Firebase's DB (Firestore) being almost default-allow is even funnier, and that w... | Hacker News

Hacker Newsnew | past | comments | ask | show | jobs | submit

		frollogaston 28 days ago \| parent \| context \| favorite \| on: Tea app leak worsens with second database exposing... Firebase's DB (Firestore) being almost default-allow is even funnier, and that was the core functionality from the start, leading to tons of huge breaches over the years. At least a public file bucket is a more valid use case, except I'm guessing they left the "list files" permission open.

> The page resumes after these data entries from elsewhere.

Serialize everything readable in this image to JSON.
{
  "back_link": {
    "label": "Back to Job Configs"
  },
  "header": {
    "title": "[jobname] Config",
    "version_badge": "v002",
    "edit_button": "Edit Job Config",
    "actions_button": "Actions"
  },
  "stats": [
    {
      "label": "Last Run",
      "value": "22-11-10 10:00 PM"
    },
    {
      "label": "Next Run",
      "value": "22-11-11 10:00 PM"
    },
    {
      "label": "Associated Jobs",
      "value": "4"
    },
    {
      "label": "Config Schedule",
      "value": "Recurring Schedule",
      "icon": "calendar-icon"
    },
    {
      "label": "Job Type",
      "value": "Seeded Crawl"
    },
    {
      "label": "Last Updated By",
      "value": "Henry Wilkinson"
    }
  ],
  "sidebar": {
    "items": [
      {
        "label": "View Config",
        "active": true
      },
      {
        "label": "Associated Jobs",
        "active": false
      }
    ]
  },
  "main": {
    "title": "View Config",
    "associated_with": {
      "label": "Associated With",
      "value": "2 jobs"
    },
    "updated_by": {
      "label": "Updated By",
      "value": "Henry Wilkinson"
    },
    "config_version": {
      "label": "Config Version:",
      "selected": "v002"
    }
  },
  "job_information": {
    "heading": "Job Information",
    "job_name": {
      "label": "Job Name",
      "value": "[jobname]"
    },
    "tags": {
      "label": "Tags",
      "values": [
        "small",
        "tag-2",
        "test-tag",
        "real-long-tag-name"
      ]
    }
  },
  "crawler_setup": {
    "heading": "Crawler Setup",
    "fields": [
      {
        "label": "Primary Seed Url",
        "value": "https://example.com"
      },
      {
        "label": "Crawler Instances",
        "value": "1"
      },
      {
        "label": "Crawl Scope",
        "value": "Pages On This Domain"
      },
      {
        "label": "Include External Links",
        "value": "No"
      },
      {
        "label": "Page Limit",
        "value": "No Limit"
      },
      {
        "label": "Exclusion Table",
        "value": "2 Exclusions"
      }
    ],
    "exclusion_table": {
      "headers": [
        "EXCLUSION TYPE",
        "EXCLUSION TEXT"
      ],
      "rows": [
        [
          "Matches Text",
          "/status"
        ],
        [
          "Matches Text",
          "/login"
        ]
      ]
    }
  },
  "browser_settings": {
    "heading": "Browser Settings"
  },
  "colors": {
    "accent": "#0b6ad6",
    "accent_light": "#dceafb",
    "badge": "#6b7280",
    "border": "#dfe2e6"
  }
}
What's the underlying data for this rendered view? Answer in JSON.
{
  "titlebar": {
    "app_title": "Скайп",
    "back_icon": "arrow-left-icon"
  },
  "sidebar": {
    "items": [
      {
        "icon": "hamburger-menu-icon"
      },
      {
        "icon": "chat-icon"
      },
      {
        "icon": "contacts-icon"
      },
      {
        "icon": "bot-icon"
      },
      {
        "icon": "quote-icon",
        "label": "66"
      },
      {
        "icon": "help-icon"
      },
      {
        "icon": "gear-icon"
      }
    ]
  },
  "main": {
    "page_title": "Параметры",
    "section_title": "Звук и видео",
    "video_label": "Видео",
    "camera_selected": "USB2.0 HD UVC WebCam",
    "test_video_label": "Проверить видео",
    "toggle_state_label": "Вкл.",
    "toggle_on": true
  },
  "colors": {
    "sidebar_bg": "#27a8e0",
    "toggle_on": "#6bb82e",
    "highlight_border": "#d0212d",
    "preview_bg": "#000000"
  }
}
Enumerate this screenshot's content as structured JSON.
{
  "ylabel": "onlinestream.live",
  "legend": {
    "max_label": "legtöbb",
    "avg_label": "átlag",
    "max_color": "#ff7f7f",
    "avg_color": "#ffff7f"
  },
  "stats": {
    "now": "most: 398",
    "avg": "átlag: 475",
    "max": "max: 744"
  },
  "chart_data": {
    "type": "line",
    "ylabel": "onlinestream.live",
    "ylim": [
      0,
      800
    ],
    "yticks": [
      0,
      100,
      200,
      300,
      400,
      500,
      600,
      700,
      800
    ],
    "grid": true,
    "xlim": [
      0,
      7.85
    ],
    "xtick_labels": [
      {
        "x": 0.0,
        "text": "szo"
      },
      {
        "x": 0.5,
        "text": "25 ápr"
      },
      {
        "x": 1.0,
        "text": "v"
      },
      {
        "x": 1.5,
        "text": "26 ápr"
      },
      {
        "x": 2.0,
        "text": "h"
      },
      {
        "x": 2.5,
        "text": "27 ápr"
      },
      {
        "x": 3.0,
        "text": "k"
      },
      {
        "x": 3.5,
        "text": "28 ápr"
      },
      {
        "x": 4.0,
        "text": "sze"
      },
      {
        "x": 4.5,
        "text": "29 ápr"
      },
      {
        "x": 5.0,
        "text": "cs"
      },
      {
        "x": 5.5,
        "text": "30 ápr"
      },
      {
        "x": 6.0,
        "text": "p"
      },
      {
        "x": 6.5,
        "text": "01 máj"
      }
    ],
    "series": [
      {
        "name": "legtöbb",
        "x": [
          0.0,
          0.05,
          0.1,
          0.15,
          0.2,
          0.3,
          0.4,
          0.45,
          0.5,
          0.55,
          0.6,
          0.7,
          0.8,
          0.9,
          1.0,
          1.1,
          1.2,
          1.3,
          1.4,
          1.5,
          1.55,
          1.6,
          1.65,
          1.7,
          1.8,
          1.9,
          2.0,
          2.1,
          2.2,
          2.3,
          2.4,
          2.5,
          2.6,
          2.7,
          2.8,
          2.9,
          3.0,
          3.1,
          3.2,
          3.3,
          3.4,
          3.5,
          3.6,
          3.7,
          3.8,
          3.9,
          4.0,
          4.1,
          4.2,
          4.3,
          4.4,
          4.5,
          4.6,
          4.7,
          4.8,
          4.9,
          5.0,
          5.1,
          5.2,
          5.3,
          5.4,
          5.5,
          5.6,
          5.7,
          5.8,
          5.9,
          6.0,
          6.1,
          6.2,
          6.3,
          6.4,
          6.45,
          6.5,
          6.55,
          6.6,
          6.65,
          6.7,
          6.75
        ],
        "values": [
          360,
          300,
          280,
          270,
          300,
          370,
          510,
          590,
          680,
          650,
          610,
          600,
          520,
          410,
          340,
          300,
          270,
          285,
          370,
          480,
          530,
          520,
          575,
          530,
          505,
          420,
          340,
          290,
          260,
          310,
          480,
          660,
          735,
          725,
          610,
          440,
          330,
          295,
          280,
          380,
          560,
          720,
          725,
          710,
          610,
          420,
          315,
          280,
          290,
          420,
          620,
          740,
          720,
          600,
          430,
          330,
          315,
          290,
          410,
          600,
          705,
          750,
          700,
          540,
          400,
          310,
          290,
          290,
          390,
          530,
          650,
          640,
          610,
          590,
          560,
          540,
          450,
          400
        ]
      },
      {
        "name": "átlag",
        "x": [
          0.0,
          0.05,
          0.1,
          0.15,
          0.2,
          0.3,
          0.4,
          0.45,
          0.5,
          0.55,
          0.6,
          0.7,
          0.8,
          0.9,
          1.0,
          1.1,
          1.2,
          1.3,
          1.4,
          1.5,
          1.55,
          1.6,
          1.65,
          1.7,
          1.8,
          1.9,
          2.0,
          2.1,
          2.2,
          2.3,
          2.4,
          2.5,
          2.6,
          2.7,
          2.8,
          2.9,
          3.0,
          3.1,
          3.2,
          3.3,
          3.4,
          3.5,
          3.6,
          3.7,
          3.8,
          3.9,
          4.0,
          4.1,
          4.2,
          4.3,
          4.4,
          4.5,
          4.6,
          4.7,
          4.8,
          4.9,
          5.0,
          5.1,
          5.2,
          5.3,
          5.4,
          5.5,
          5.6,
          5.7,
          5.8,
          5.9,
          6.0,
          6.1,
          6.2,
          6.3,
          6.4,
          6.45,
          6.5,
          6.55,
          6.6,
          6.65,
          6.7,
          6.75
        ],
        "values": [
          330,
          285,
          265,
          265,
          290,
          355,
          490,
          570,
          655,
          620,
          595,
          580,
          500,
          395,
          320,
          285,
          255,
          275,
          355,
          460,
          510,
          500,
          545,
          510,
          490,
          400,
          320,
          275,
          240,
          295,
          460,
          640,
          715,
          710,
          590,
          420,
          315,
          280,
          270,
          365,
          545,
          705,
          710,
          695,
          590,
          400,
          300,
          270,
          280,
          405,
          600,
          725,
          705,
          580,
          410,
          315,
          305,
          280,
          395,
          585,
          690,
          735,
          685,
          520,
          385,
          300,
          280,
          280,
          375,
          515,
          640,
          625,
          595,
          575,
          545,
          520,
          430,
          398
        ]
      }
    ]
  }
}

Edit: Oh, chat DB is probably Firestore, so they left that open too, nice. Having used it several times, yeah I wouldn't entrust it to a dev team. It's gotten better lately but still seems like the gun is always pointed at your foot. Also GCP, storing secrets properly in AppEngine is notoriously difficult and prone to accidental git-commit: https://stackoverflow.com/questions/58371905/how-to-handle-s...

andrepd 28 days ago [–]

It's to this kind of quality engineering that they want me to entrust my ID so I can watch pr0n or insult a politician online. Jesus.

frollogaston 27 days ago | [–]

Are they specifically using Firebase for that? I'm not saying GCP is unsafe in general, just Firebase.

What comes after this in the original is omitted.